Local people from the estates and streets in Kilburn asked questions and shared information.  Officers from Camden Council’s community safety and housing departments engaged in the discussion and have a crucial part to play in working with the police and the community.  This was a local, accountable public service working in practice.

So I was very sorry to hear that, from next Monday, the SNT dedicated to Kilburn ward will be cut from seven officers to three.  Instead, a group of officers will form a new so-called ‘neighbourhood police team’, which will cover a much larger, diverse area from Kilburn to Highgate.  The future role of ward-based SNT meetings is unclear. To his credit, the Kilburn ward SNT Chair John Kilvington said he will continue to organise community meetings, although it seems we will no longer be able to set priorities for our slimmed down SNT.

Despite the attempted re-branding of ‘neighbourhoods’ by the Met, it will be impossible for officers covering such a large area to build strong relationships with local people.  As a result, they will be slower to pick up on intelligence about, for example, signs of drug dealing on estates, or about young people who are going off the rails.

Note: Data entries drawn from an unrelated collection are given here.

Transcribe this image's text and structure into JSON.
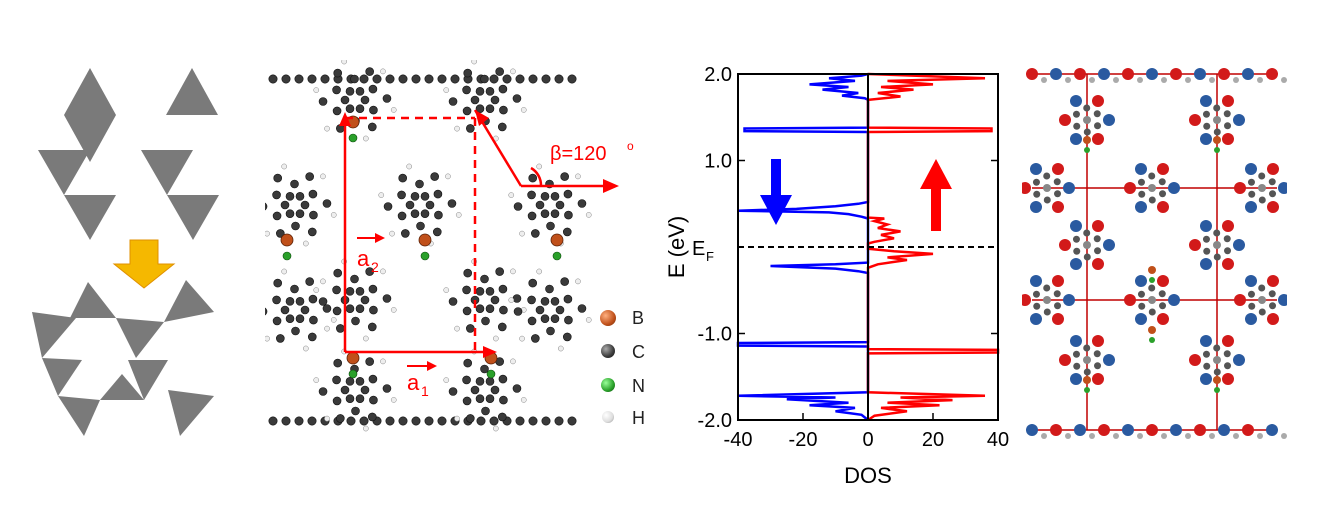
{
  "figure": {
    "legend": {
      "items": [
        {
          "symbol": "B",
          "color": "#c0501a"
        },
        {
          "symbol": "C",
          "color": "#3a3a3a"
        },
        {
          "symbol": "N",
          "color": "#2aa02a"
        },
        {
          "symbol": "H",
          "color": "#e6e6e6"
        }
      ]
    },
    "lattice": {
      "a1": "a",
      "a1_sub": "1",
      "a2": "a",
      "a2_sub": "2",
      "angle": "β=120",
      "angle_sup": "o"
    },
    "colors": {
      "spin_up": "#ff0000",
      "spin_down": "#0000ff",
      "triangle": "#7a7a7a",
      "arrow": "#f5b800",
      "bond": "#c00000"
    }
  },
  "chart_data": {
    "type": "line",
    "xlabel": "DOS",
    "ylabel": "E (eV)",
    "fermi_label": "E",
    "fermi_sub": "F",
    "xlim": [
      -40,
      40
    ],
    "ylim": [
      -2.0,
      2.0
    ],
    "xticks": [
      "-40",
      "-20",
      "0",
      "20",
      "40"
    ],
    "yticks": [
      "2.0",
      "1.0",
      "-1.0",
      "-2.0"
    ],
    "fermi_energy": 0.0,
    "series": [
      {
        "color": "#0000ff",
        "points": [
          [
            0,
            2.0
          ],
          [
            -2,
            1.98
          ],
          [
            -12,
            1.95
          ],
          [
            -4,
            1.92
          ],
          [
            -18,
            1.88
          ],
          [
            -6,
            1.85
          ],
          [
            -14,
            1.82
          ],
          [
            -3,
            1.78
          ],
          [
            -8,
            1.75
          ],
          [
            -1,
            1.72
          ],
          [
            0,
            1.7
          ],
          [
            0,
            1.38
          ],
          [
            -38,
            1.37
          ],
          [
            -38,
            1.34
          ],
          [
            0,
            1.33
          ],
          [
            0,
            0.52
          ],
          [
            -3,
            0.5
          ],
          [
            -10,
            0.47
          ],
          [
            -22,
            0.44
          ],
          [
            -40,
            0.42
          ],
          [
            -12,
            0.4
          ],
          [
            -6,
            0.38
          ],
          [
            -2,
            0.35
          ],
          [
            0,
            0.33
          ],
          [
            0,
            -0.18
          ],
          [
            -10,
            -0.2
          ],
          [
            -30,
            -0.22
          ],
          [
            -10,
            -0.25
          ],
          [
            -3,
            -0.28
          ],
          [
            0,
            -0.3
          ],
          [
            0,
            -1.1
          ],
          [
            -40,
            -1.11
          ],
          [
            -40,
            -1.14
          ],
          [
            0,
            -1.15
          ],
          [
            0,
            -1.68
          ],
          [
            -40,
            -1.72
          ],
          [
            -10,
            -1.74
          ],
          [
            -25,
            -1.76
          ],
          [
            -6,
            -1.8
          ],
          [
            -18,
            -1.83
          ],
          [
            -4,
            -1.86
          ],
          [
            -10,
            -1.9
          ],
          [
            -2,
            -1.94
          ],
          [
            0,
            -2.0
          ]
        ]
      },
      {
        "color": "#ff0000",
        "points": [
          [
            0,
            2.0
          ],
          [
            36,
            1.95
          ],
          [
            6,
            1.92
          ],
          [
            20,
            1.88
          ],
          [
            4,
            1.85
          ],
          [
            14,
            1.82
          ],
          [
            3,
            1.78
          ],
          [
            10,
            1.74
          ],
          [
            0,
            1.7
          ],
          [
            0,
            1.38
          ],
          [
            38,
            1.37
          ],
          [
            38,
            1.34
          ],
          [
            0,
            1.33
          ],
          [
            0,
            0.34
          ],
          [
            5,
            0.33
          ],
          [
            2,
            0.3
          ],
          [
            6,
            0.26
          ],
          [
            3,
            0.22
          ],
          [
            10,
            0.18
          ],
          [
            4,
            0.14
          ],
          [
            8,
            0.1
          ],
          [
            2,
            0.06
          ],
          [
            0,
            0.04
          ],
          [
            0,
            -0.02
          ],
          [
            8,
            -0.05
          ],
          [
            20,
            -0.08
          ],
          [
            6,
            -0.12
          ],
          [
            12,
            -0.15
          ],
          [
            3,
            -0.2
          ],
          [
            0,
            -0.24
          ],
          [
            0,
            -1.18
          ],
          [
            40,
            -1.19
          ],
          [
            40,
            -1.22
          ],
          [
            0,
            -1.23
          ],
          [
            0,
            -1.68
          ],
          [
            36,
            -1.72
          ],
          [
            10,
            -1.74
          ],
          [
            26,
            -1.77
          ],
          [
            6,
            -1.8
          ],
          [
            22,
            -1.83
          ],
          [
            4,
            -1.86
          ],
          [
            12,
            -1.9
          ],
          [
            2,
            -1.95
          ],
          [
            0,
            -2.0
          ]
        ]
      }
    ]
  }
}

This is a huge change and, in my view, it is likely to undermine the very concept of community policing.  SNTs have had a positive impact, not only in reducing crime and anti-social behaviour, but also in building community confidence in their local police service.  I may be an active Liberal Democrat, but I have long felt that ward-based safer neighbourhood policing was one of the best innovations of the previous Labour Government.  It’s bad enough that the Tory Mayor is dismantling the SNT model – it’s even worse that he doesn’t even appear to appreciate the value of community policing.